Three Pennsylvania bills seek local speed radar use

April 23, 2019

Keith Goble


Multiple efforts underway at the Pennsylvania statehouse would authorize speed radar use by local police.

In 2017, Senators voted in favor of nearly identical legislation. The bill failed to win support in the House.

Pennsylvania is the only state in the country that prohibits municipal police from enforcing speed limits with radar. Since 1961, only state troopers are allowed to use radar.

One Senate bill would change the state’s distinction. Sponsored by Sen. Steven Santarsiero, D-Bucks, SB406 would allow local police officers to use radar to nab speeders.

A similar effort in the House, HB1275, would limit use of radar to full-time officers of a full-service police department.

One more House bill, HB352, would authorize local police to use radar as part of a six-year pilot program. There is no distinction included in the bill to limit use of radar to full-time officers of a full-service agency.

Currently, local police are limited to electronic tools such as VASCAR, which determines a vehicle’s speed by measuring the time it takes to move between two points.

The Pennsylvania State Police has said that radar is the most effective and accurate speed-control device available, but local police departments have not been permitted to use the enforcement tool.

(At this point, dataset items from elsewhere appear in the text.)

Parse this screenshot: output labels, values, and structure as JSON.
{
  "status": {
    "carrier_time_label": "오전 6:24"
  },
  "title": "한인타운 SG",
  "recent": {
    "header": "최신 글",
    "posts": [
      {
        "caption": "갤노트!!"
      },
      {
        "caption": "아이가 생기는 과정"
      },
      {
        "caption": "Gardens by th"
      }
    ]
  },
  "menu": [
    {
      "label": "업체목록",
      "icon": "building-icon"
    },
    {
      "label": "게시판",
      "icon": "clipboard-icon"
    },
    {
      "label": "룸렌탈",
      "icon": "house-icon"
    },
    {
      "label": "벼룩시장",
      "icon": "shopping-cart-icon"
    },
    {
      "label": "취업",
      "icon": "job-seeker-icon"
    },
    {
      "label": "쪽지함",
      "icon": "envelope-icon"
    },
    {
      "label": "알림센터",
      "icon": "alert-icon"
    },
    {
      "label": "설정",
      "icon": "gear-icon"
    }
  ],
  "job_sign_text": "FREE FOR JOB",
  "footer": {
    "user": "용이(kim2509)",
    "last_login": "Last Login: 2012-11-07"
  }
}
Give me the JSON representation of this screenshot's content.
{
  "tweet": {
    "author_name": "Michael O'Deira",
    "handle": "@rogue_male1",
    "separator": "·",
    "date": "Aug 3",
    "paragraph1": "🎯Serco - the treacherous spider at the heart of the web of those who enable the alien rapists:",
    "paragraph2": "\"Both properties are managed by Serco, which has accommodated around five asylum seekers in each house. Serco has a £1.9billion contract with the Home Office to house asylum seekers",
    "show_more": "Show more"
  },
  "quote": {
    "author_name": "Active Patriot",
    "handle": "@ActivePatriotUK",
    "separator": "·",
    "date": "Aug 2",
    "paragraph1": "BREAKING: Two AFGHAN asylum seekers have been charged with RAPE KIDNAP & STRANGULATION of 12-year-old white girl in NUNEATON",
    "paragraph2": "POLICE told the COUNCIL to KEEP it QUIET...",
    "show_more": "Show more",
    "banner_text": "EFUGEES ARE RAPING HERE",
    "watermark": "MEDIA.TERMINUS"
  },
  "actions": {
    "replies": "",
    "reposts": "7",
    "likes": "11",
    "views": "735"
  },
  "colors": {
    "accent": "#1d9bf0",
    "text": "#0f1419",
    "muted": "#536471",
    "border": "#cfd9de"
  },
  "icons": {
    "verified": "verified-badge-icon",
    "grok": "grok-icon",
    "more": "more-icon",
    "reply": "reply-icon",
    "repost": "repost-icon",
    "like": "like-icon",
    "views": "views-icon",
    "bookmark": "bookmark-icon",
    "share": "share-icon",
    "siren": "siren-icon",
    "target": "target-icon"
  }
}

Efforts to expand radar use in the state historically have struggled as opponents say the enforcement tool could be used to set up speed traps and rake in revenue from tickets. Instead, they say municipalities should posted speeds following the 85th percentile formula – the speed at or below which 85% of vehicles travel.

Santarsiero’s bill and HB352 include a requirement for municipalities to first pass an ordinance allowing the use of radar. Points would only be assigned to an offender’s license if the speed recorded is at least 10 miles over the posted speed limit.

SB406 specifies revenue from speeding tickets that exceeds 5 percent of the total municipal budget, or 20 percent of the regional police department budget, would be given to the state troopers.

Santarsiero said the rule change is long overdue.

“For the last 58 years, Pennsylvania has reserved radar technology for state troopers,” Santarsiero wrote in a memo to Senate lawmakers. He added that it is time to “ensure local law enforcement has the same access to the most reliable speed-timing devices in use today.”

HB1275 does not require an ordinance to be approved for the use of radar. Violators must be exceeding the posted speed by at least 10 mph to be ticketed. A 120-day warning period is also included.

The bills are in their respective chambers transportation committee.